The Meech Lake Accord was a complex package of proposed amendments designed to address a number of concerns about the Canadian Constitution. Among other things, it proposed granting Quebec "distinct status" within the Canadian federation, and changing the amending formula of the Constitution by requiring unanimous consent of all the provinces for a greater number of amendments. The accord ultimately failed when the Manitoba legislature and the government of Newfoundland refused to assent to it.

==Charlottetown Accord, 1990–1992==

Like the Meech Lake Accord, the Charlottetown Accord was a package of proposed amendments designed to address a number of concerns about the Constitution, many of which were similar to those included in Meech Lake. Due to multiple provinces passing legislation requiring constitutional amendments be put to a referendum, the federal government decided to hold a national referendum on the Charlottetown Accord. The referendum was defeated with a majority (54.97%) voting against the Accord.

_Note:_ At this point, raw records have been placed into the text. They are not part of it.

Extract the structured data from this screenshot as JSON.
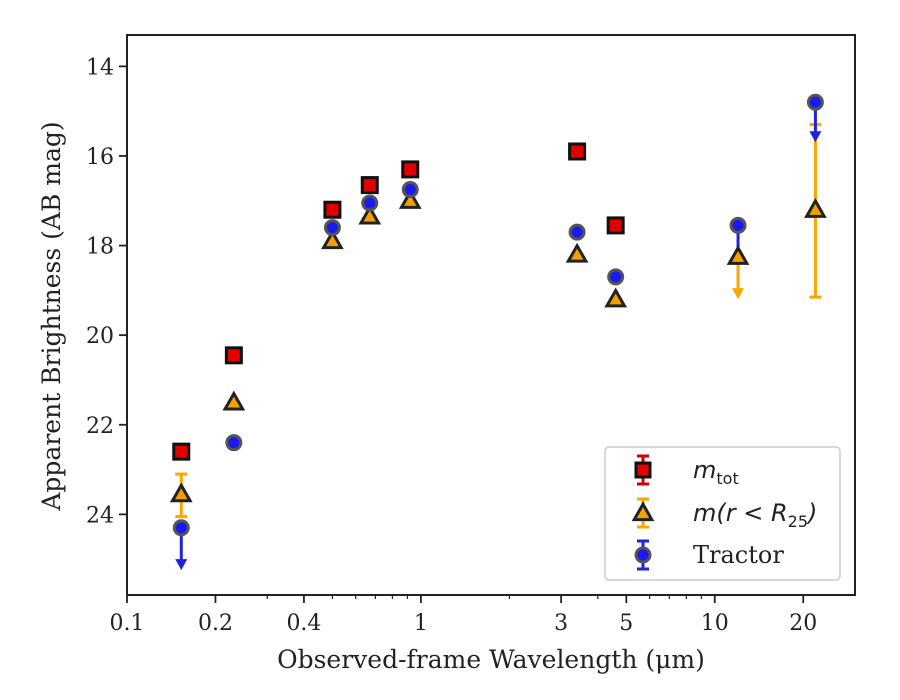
{
  "chart_data": {
    "type": "scatter",
    "xlabel": "Observed-frame Wavelength (μm)",
    "ylabel": "Apparent Brightness (AB mag)",
    "xscale": "log",
    "xlim": [
      0.1,
      30
    ],
    "ylim": [
      25.8,
      13.3
    ],
    "y_inverted": true,
    "grid": false,
    "legend_placement": "lower-right",
    "x_tick_labels": [
      "0.1",
      "0.2",
      "0.4",
      "1",
      "3",
      "5",
      "10",
      "20"
    ],
    "x_ticks": [
      0.1,
      0.2,
      0.4,
      1,
      3,
      5,
      10,
      20
    ],
    "y_ticks": [
      14,
      16,
      18,
      20,
      22,
      24
    ],
    "series": [
      {
        "key": "mtot",
        "legend_main": "m",
        "legend_sub": "tot",
        "marker": "square",
        "color": "#e00000",
        "edge": "#111111",
        "err_color": "#d40000",
        "points": [
          {
            "x": 0.153,
            "y": 22.6
          },
          {
            "x": 0.231,
            "y": 20.45
          },
          {
            "x": 0.5,
            "y": 17.2
          },
          {
            "x": 0.67,
            "y": 16.65
          },
          {
            "x": 0.92,
            "y": 16.3
          },
          {
            "x": 3.4,
            "y": 15.9
          },
          {
            "x": 4.6,
            "y": 17.55
          }
        ]
      },
      {
        "key": "mr25",
        "legend_main": "m(r < R",
        "legend_sub": "25",
        "legend_tail": ")",
        "marker": "triangle",
        "color": "#f5a000",
        "edge": "#222222",
        "err_color": "#ffa500",
        "points": [
          {
            "x": 0.153,
            "y": 23.55,
            "err_lo": 23.1,
            "err_hi": 24.05
          },
          {
            "x": 0.231,
            "y": 21.5
          },
          {
            "x": 0.5,
            "y": 17.9
          },
          {
            "x": 0.67,
            "y": 17.35
          },
          {
            "x": 0.92,
            "y": 17.0
          },
          {
            "x": 3.4,
            "y": 18.2
          },
          {
            "x": 4.6,
            "y": 19.2
          },
          {
            "x": 12.0,
            "y": 18.25,
            "upper_limit_to": 19.15
          },
          {
            "x": 22.0,
            "y": 17.2,
            "err_lo": 15.3,
            "err_hi": 19.15
          }
        ]
      },
      {
        "key": "tractor",
        "legend_main": "Tractor",
        "marker": "circle",
        "color": "#1a1aee",
        "edge": "#555555",
        "err_color": "#2222dd",
        "points": [
          {
            "x": 0.153,
            "y": 24.3,
            "upper_limit_to": 25.2
          },
          {
            "x": 0.231,
            "y": 22.4
          },
          {
            "x": 0.5,
            "y": 17.6
          },
          {
            "x": 0.67,
            "y": 17.05
          },
          {
            "x": 0.92,
            "y": 16.75
          },
          {
            "x": 3.4,
            "y": 17.7
          },
          {
            "x": 4.6,
            "y": 18.7
          },
          {
            "x": 12.0,
            "y": 17.55,
            "err_hi": 18.1
          },
          {
            "x": 22.0,
            "y": 14.8,
            "upper_limit_to": 15.65
          }
        ]
      }
    ]
  }
}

==Preamble to the Charter, 1999==
In 1999, New Democratic Party MP for Burnaby-Douglas, Svend Robinson, presented a petition created by members of Humanist Canada in the House of Commons that the reference to God be struck from the preamble to the Canadian Charter of Rights and Freedoms, citing concerns about Canada's diversity and those Canadians who did not believe in God. The proposal was controversial and the party responded by undermining Robinson's responsibilities and his position in the caucus.

==Senate Abolition Amendment, 2013==
In 2013, in the midst of the Canadian Senate expenses scandal, the Legislative Assembly of Saskatchewan passed a motion calling for the abolition of the Senate of Canada, which had been proposed by Premier of Saskatchewan Brad Wall. No other province nor either House of Parliament ever passed concurring resolutions so the amendment died.